To have travelled or toured

 

The world is your oyster. The phrase, perhaps more resonant with ambitious parents sprinkling verbal stardust onto their wide-eyed learning children, can just as fittingly illustrate the state of convenience that travelling to far-flung countries has become. Google, no longer the infant search engine it was a decade ago, has revolutionised into an amorphous directory of the world. Lost in the hustle and bustle of downtown New York? You would just as easily find your way on Maps as if you were in the middle of a hike amongst the Bamboo Forest of Japan’s Kyoto. Those with higher end mobile phone specifications (meaning your operating system has at least 1 or 2 GB of RAM spare) and a relatively recent update of Maps should look at their ‘Timeline’ – you may be in for a fascinating shock. Under the hood of a seemingly simple satellite map which can tell you how to walk, drive or transit to any destination is an incredibly concise tracking mechanism which records to-minute precision what places you’ve been, how long you were there for, and whether you were walking or driving there – traceable to any particular day. Placing aside the argument for the potential downside of such impeccably categorised and stored data, the focus is on the complete ease with which companies such as Google have enabled a person to travel, or tour.

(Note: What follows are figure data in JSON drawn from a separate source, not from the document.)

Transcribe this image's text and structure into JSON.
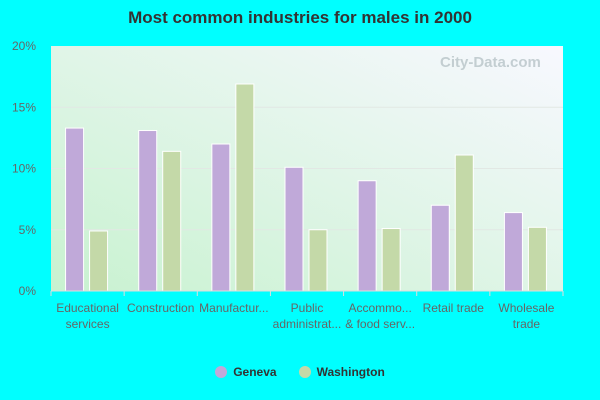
{
  "chart_data": {
    "type": "bar",
    "title": "Most common industries for males in 2000",
    "categories": [
      [
        "Educational",
        "services"
      ],
      [
        "Construction"
      ],
      [
        "Manufactur..."
      ],
      [
        "Public",
        "administrat..."
      ],
      [
        "Accommo...",
        "& food serv..."
      ],
      [
        "Retail trade"
      ],
      [
        "Wholesale",
        "trade"
      ]
    ],
    "series": [
      {
        "name": "Geneva",
        "color": "#c0a9d9",
        "values": [
          13.3,
          13.1,
          12.0,
          10.1,
          9.0,
          7.0,
          6.4
        ]
      },
      {
        "name": "Washington",
        "color": "#c4d9a8",
        "values": [
          4.9,
          11.4,
          16.9,
          5.0,
          5.1,
          11.1,
          5.2
        ]
      }
    ],
    "yticks": [
      "0%",
      "5%",
      "10%",
      "15%",
      "20%"
    ],
    "ylim": [
      0,
      20
    ],
    "grid": true,
    "legend": "bottom",
    "watermark": "City-Data.com"
  }
}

The advent of aggregating websites, emerging to clean up the clusters of individual ‘bargain-offering’ or company websites selling products, has amongst other industries, become a game-changer for the travel one. Simply put, websites such as Skyscanner and Momondo scan through thousands of individual air-fare offering websites to aggregate optimal tickets in the categories of cheapest-highest, shortest-longest, least-most stopovers (it goes on) in a way that booking next summer’s holiday could be as quick as five minutes. No wonder Flight Centre faced some turbulence in 2016. Much of the function of retail branches, where consultants book tickets for you, have been made redundant – given your level of computer-operating skill is average or above. It’s mostly for those who feel more comfortable having a ‘professional’ handle their airfares that visit retail branches, but they should be aware that the ‘cheap’ packages promoted over the counter can just as easily be pounced on if they just had small bit of confidence in a do-it-yourself booking online!

Being a tourist in a foreign country can be an exhilarating feeling. Away from the monotony of routine and oppressive demand of making-a-living, it’s a time when curiosity blossoms and manifests in integrative and investigative journeys amongst the flora and fauna of South America’s Amazonian rainforest, China’s sloping Great Wall or America’s infinite Grand Canyon. Whether it be in a campervan hire, bustling ‘tuk tuk’ or cramped bus, it is these moments when existence comes into deep introspection. Hiking to the top of a mountain – whether it be on the 900 metre peak of Rokko in Kobe, Japan or 3000 metre peak of Fansipan in Sapa, Vietnam – blasts you with a complete exoneration where niggling anxieties or pestering concerns about job promotion, rent affordance, credit card interest et cetera can be forgotten; at least temporarily. It’s easy to forget the purpose of making a living until you realise what living actually entails. If standing on the edge of a 6000 metre snow spattered peak surveying the conquered regions of millennium-aged forest feeling-but-exulting in the dull ache of a week-long ardour isn’t an experience ‘to die’ for, then there must be a strangely more exhilarating way ‘to die’ for.

But disappointingly, the facility with which companies such as TripAdvisor allow you to book and discover ‘undiscovered gems’ of localities has worked inversely to develop tourists, instead of travellers. It is easier, and arguably more scenic to take a cable car up a mountain instead of hiking. It is definitely more appetising for your megapixel-laden smartphone camera to capture cable-car enabled ‘panoramic’ shots. It is definitely more attractive to post delicately curated photos of café ‘foodie’ shots on your Instagram with a wonderfully adept tag of ‘wanderlust’. But should the attractive outweigh the gritty satisfaction of lugging a 1.5 metre rucksack over kilometres on end and taking momentary breaks at village homestays serving piping hot home-cooked soups? Should the adoration of Instagram follower ‘likes’ outweigh the exhilaration of the ‘experience-perfect’ moment in substitution of the ‘picture-perfect’ moment? A point of differentiation between a traveller and a tourist is probably how much is cared about capturing the picture of the experience rather than being in the experience.

That isn’t to say that your latest DSLR purchase is a pointless investment. Used as a travelling illustrator, it is a wonderfully poignant way of capturing the emotion and vivacity of any moment. YouTubers such as Sam Kolder enthral audiences worldwide with edited productions romanticising travel and the magical stories it inspires. Vloggers such as Mark Weins capture food in still and motion production methods which highlight the authenticity of each cuisine. These creators use cameras to capture authenticity, curiosity and wonder.